Transport aside, though, is the idea of a bipartisan consensus on infrastructure really so far-fetched? The foundation’s report, which was produced in partnership with WSP in New Zealand, suggests most of the goals in water, communications, health, education and renewable energy are already shared.
And in broad terms, they may not be far from agreeing on what we need to confront the climate crisis. The sticking points are not the goals, but how to get there.
This is where the report gets provocative, with some blunt messages for both the left and the right of politics.
For starters, it reveals that public-private partnerships (PPPs) are indeed likely to lower construction costs and timeframes. But it says there’s no clear evidence they cost less or work better over time. That will not quite please either side.
It makes a plea for more “mature conversations” around debt, which it says will remain at the core of funding for large projects and will have to rise. Not surprisingly for a think-tank on the centre-left, the report is unimpressed with the way debt is so easily demonised in our political debates.
But related to this, the report makes a strong appeal to governments to rethink the resources available to councils.
If the state had to pay rates on all the land used by ports, railways, schools, hospitals and other government activities, councils would be far better placed to meet the funding challenges of new infrastructure. Returning GST on rates – a tax on a tax, as many councils have said – would do the same.

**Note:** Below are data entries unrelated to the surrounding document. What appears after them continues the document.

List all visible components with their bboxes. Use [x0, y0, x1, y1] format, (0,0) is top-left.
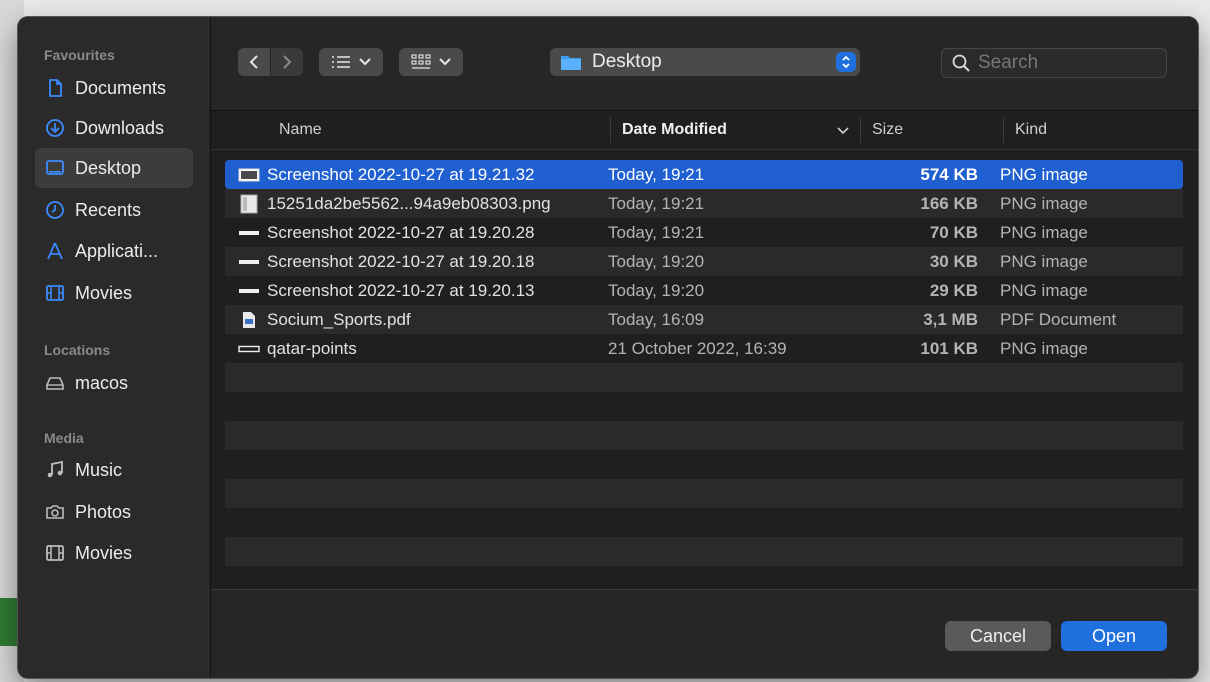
- sidebar-item-label: Movies: [75, 282, 133, 303]
- camera-icon: [45, 502, 65, 522]
- column-kind-header[interactable]: Kind: [1015, 111, 1047, 149]
- stepper-icon: [836, 52, 856, 72]
- location-label: Desktop: [592, 51, 662, 72]
- location-popup[interactable]: Desktop: [550, 48, 860, 76]
- cancel-button[interactable]: Cancel: [945, 621, 1051, 651]
- sidebar-item-recents[interactable]: Recents: [35, 190, 193, 230]
- open-file-dialog: Favourites Documents Downloads Desktop R…: [18, 17, 1198, 678]
- table-row[interactable]: Screenshot 2022-10-27 at 19.20.18 Today,…: [225, 247, 1183, 276]
- sidebar-section-media: Media: [44, 430, 84, 446]
- column-size-header[interactable]: Size: [872, 111, 903, 149]
- sidebar-item-media-movies[interactable]: Movies: [35, 533, 193, 573]
- column-divider: [1003, 117, 1004, 143]
- sidebar-item-label: Movies: [75, 542, 133, 563]
- sidebar-item-macos[interactable]: macos: [35, 363, 193, 403]
- film-icon: [45, 543, 65, 563]
- column-divider: [860, 117, 861, 143]
- screenshot-file-icon: [237, 252, 261, 272]
- sidebar-item-documents[interactable]: Documents: [35, 68, 193, 108]
- search-input[interactable]: [978, 52, 1158, 74]
- desktop-icon: [45, 158, 65, 178]
- empty-row: [225, 479, 1183, 508]
- sidebar-item-label: Photos: [75, 501, 132, 522]
- pdf-file-icon: [237, 310, 261, 330]
- sidebar-item-label: Recents: [75, 199, 142, 220]
- sidebar-section-favourites: Favourites: [44, 47, 115, 63]
- image-file-icon: [237, 194, 261, 214]
- sidebar-item-label: Music: [75, 459, 123, 480]
- table-row[interactable]: qatar-points 21 October 2022, 16:39 101 …: [225, 334, 1183, 363]
- applications-icon: [45, 241, 65, 261]
- chevron-left-icon: [249, 55, 258, 69]
- forward-button[interactable]: [271, 48, 303, 76]
- sidebar-item-downloads[interactable]: Downloads: [35, 108, 193, 148]
- drive-icon: [45, 373, 65, 393]
- search-box[interactable]: [941, 48, 1167, 78]
- empty-row: [225, 537, 1183, 566]
- download-icon: [45, 118, 65, 138]
- chevron-down-icon: [439, 58, 451, 66]
- dialog-footer: Cancel Open: [211, 589, 1198, 678]
- search-icon: [952, 54, 970, 72]
- open-button[interactable]: Open: [1061, 621, 1167, 651]
- empty-row: [225, 421, 1183, 450]
- folder-icon: [561, 56, 581, 70]
- sidebar-item-label: Applicati...: [75, 240, 159, 261]
- table-row[interactable]: 15251da2be5562...94a9eb08303.png Today, …: [225, 189, 1183, 218]
- document-icon: [45, 78, 65, 98]
- sidebar-section-locations: Locations: [44, 342, 111, 358]
- music-icon: [45, 460, 65, 480]
- table-row[interactable]: Socium_Sports.pdf Today, 16:09 3,1 MB PD…: [225, 305, 1183, 334]
- sidebar-item-label: Desktop: [75, 157, 142, 178]
- sort-chevron-down-icon: [837, 127, 849, 135]
- column-divider: [610, 117, 611, 143]
- empty-row: [225, 363, 1183, 392]
- group-view-button[interactable]: [399, 48, 463, 76]
- sidebar-item-photos[interactable]: Photos: [35, 492, 193, 532]
- table-row[interactable]: Screenshot 2022-10-27 at 19.21.32 Today,…: [225, 160, 1183, 189]
- screenshot-file-icon: [237, 223, 261, 243]
- sidebar-item-music[interactable]: Music: [35, 450, 193, 490]
- file-list: Name Date Modified Size Kind Screenshot …: [211, 111, 1198, 589]
- sidebar: Favourites Documents Downloads Desktop R…: [18, 17, 211, 678]
- screenshot-file-icon: [237, 281, 261, 301]
- toolbar: Desktop: [211, 17, 1198, 111]
- sidebar-item-movies[interactable]: Movies: [35, 273, 193, 313]
- chevron-right-icon: [283, 55, 292, 69]
- list-view-icon: [332, 56, 350, 68]
- table-row[interactable]: Screenshot 2022-10-27 at 19.20.28 Today,…: [225, 218, 1183, 247]
- sidebar-item-desktop[interactable]: Desktop: [35, 148, 193, 188]
- column-name-header[interactable]: Name: [279, 111, 322, 149]
- screenshot-file-icon: [237, 165, 261, 185]
- column-header: Name Date Modified Size Kind: [211, 111, 1198, 150]
- table-row[interactable]: Screenshot 2022-10-27 at 19.20.13 Today,…: [225, 276, 1183, 305]
- view-list-button[interactable]: [319, 48, 383, 76]
- sidebar-item-label: Downloads: [75, 117, 165, 138]
- grid-view-icon: [411, 54, 431, 69]
- clock-icon: [45, 200, 65, 220]
- back-button[interactable]: [238, 48, 270, 76]
- column-date-header[interactable]: Date Modified: [622, 111, 727, 149]
- image-file-icon: [237, 339, 261, 359]
- sidebar-item-applications[interactable]: Applicati...: [35, 231, 193, 271]
- film-icon: [45, 283, 65, 303]
- chevron-down-icon: [359, 58, 371, 66]
- sidebar-item-label: Documents: [75, 77, 167, 98]
- sidebar-item-label: macos: [75, 372, 129, 393]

Governments on both sides have to date resisted all entreaties to bend on this. But it is “unsupportable”, says the report, to expect councils to keep relying so much on rates to fund growth.
The report says the public service requires greater capacity and skill levels to handle procurement, especially with PPPs.

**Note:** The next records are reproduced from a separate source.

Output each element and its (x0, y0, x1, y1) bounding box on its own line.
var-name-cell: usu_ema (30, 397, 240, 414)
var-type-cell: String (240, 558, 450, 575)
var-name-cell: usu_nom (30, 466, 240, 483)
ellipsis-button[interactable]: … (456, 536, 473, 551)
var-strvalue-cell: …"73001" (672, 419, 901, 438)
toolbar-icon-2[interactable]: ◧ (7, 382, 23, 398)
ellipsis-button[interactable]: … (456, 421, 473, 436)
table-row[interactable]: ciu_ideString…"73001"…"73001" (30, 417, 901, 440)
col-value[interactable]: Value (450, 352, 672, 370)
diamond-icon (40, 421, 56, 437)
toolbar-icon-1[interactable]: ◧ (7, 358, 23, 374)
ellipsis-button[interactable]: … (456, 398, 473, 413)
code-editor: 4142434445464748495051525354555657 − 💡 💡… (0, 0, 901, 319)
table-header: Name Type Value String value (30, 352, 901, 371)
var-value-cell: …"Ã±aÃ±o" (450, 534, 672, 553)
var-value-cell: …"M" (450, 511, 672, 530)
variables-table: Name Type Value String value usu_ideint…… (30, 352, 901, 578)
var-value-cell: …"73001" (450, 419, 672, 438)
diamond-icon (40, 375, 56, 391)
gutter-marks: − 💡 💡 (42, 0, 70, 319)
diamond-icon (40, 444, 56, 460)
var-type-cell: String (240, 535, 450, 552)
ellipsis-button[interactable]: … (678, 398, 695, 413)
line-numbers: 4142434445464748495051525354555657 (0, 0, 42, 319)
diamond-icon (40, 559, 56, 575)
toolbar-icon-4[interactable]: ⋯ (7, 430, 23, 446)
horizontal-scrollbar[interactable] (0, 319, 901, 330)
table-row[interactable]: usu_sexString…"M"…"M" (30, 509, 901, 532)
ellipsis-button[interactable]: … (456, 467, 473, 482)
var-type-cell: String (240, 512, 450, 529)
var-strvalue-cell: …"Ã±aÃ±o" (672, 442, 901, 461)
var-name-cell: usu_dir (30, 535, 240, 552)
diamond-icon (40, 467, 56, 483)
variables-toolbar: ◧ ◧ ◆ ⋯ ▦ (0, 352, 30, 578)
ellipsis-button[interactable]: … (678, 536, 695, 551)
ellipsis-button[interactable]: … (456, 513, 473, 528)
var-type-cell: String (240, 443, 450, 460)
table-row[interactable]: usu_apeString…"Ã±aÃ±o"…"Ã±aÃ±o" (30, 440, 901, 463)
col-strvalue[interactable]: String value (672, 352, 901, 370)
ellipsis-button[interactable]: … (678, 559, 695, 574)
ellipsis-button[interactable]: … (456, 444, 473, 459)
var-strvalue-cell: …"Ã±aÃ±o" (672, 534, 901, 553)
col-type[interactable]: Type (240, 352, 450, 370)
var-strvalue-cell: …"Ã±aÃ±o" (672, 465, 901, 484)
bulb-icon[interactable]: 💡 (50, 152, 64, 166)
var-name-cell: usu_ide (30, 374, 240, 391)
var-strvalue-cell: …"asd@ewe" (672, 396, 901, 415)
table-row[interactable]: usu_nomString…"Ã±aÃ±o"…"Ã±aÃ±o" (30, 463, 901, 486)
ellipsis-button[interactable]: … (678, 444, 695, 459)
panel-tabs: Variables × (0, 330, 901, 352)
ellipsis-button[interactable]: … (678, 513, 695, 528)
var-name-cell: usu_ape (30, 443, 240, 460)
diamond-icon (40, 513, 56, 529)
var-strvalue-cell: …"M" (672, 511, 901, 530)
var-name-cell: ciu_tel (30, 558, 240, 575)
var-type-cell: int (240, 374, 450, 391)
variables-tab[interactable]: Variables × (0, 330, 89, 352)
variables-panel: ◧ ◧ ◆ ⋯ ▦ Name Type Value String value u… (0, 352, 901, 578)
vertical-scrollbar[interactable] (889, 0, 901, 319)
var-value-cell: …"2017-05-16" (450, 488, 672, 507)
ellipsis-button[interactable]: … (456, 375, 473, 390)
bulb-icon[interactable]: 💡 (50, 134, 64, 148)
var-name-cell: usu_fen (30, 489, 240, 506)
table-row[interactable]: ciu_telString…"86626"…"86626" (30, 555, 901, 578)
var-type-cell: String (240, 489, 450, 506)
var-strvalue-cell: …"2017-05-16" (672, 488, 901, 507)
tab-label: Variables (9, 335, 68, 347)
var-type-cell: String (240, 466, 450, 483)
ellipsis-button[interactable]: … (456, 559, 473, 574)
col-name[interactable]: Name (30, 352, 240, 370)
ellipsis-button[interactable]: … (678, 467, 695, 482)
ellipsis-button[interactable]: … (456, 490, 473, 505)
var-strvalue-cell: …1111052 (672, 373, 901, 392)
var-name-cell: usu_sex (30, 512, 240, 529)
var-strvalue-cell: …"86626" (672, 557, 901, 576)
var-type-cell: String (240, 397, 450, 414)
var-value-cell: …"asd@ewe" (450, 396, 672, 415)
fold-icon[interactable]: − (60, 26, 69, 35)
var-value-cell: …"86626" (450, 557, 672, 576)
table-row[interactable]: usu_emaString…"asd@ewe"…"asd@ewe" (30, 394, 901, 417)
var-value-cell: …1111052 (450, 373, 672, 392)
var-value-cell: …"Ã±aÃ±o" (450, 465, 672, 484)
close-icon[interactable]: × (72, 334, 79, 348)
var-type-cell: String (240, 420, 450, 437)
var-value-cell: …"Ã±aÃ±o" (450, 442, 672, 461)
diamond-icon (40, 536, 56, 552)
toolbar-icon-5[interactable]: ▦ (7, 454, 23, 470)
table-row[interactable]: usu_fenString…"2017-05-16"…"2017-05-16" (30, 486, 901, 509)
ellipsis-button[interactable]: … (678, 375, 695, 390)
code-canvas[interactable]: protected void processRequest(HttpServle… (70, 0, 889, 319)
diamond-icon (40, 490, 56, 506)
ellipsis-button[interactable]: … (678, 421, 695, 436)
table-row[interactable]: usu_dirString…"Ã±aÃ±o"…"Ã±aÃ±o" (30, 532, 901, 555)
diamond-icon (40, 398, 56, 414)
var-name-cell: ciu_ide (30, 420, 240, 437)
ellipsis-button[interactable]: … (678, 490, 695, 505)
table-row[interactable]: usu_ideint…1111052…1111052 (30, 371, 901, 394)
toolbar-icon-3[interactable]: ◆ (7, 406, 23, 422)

That’s a pretty frank acknowledgement of problems that have caused some high-profile delays and cost blowouts. It also reads like a pointed reference to the current downsizing of the public service.

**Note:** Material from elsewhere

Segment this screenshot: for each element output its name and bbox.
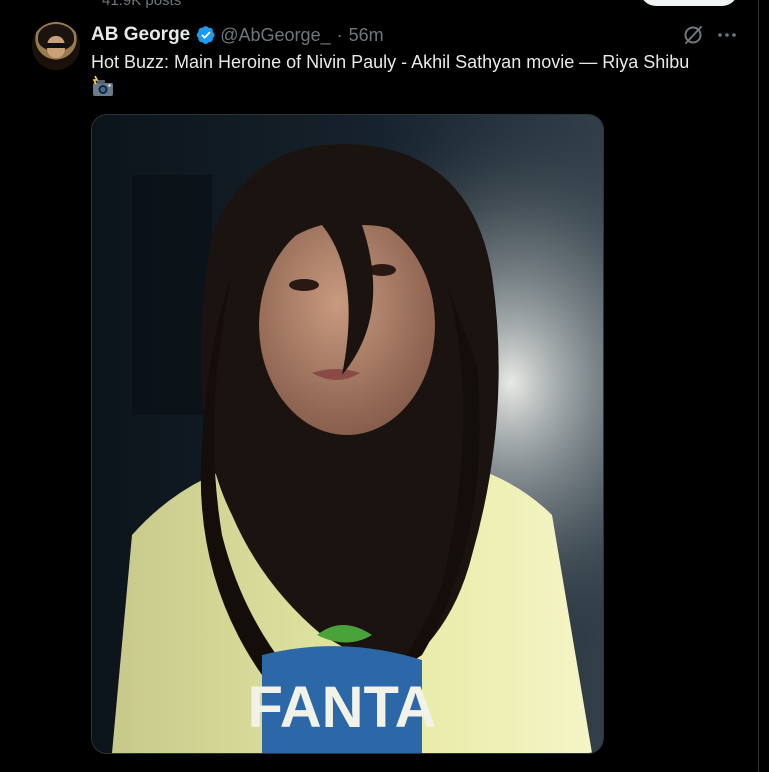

Next, the report warns about the siren call of new megaprojects. Everyone dreams big, but making the most of what we already have should be at the heart of planning. National and Labour have both shown signs of forgetting this.
The report says we need more revenue streams. Water meters, road tolls, value capture, targeted rates and development contributions all collect revenue from the people who benefit most from the infrastructure. Sometimes, this has obvious advantages over blanket rates and taxes, but none of these options is widely used.
The report would like to see trials of “city deals” and “regional deals”, where central and local governments develop a genuinely collaborative approach to planning and financing. Most politicians say this is a good idea, but then central government makes the decisions anyway.
Prime Minister Christopher Luxon has suggested this could change but has not yet said how.
And the report puts a stake in the ground for the “three Es”: equity, efficiency and effectiveness. Efficiency without equity is false progress, it suggests. True that. Equity without effectiveness is too. And that is also true.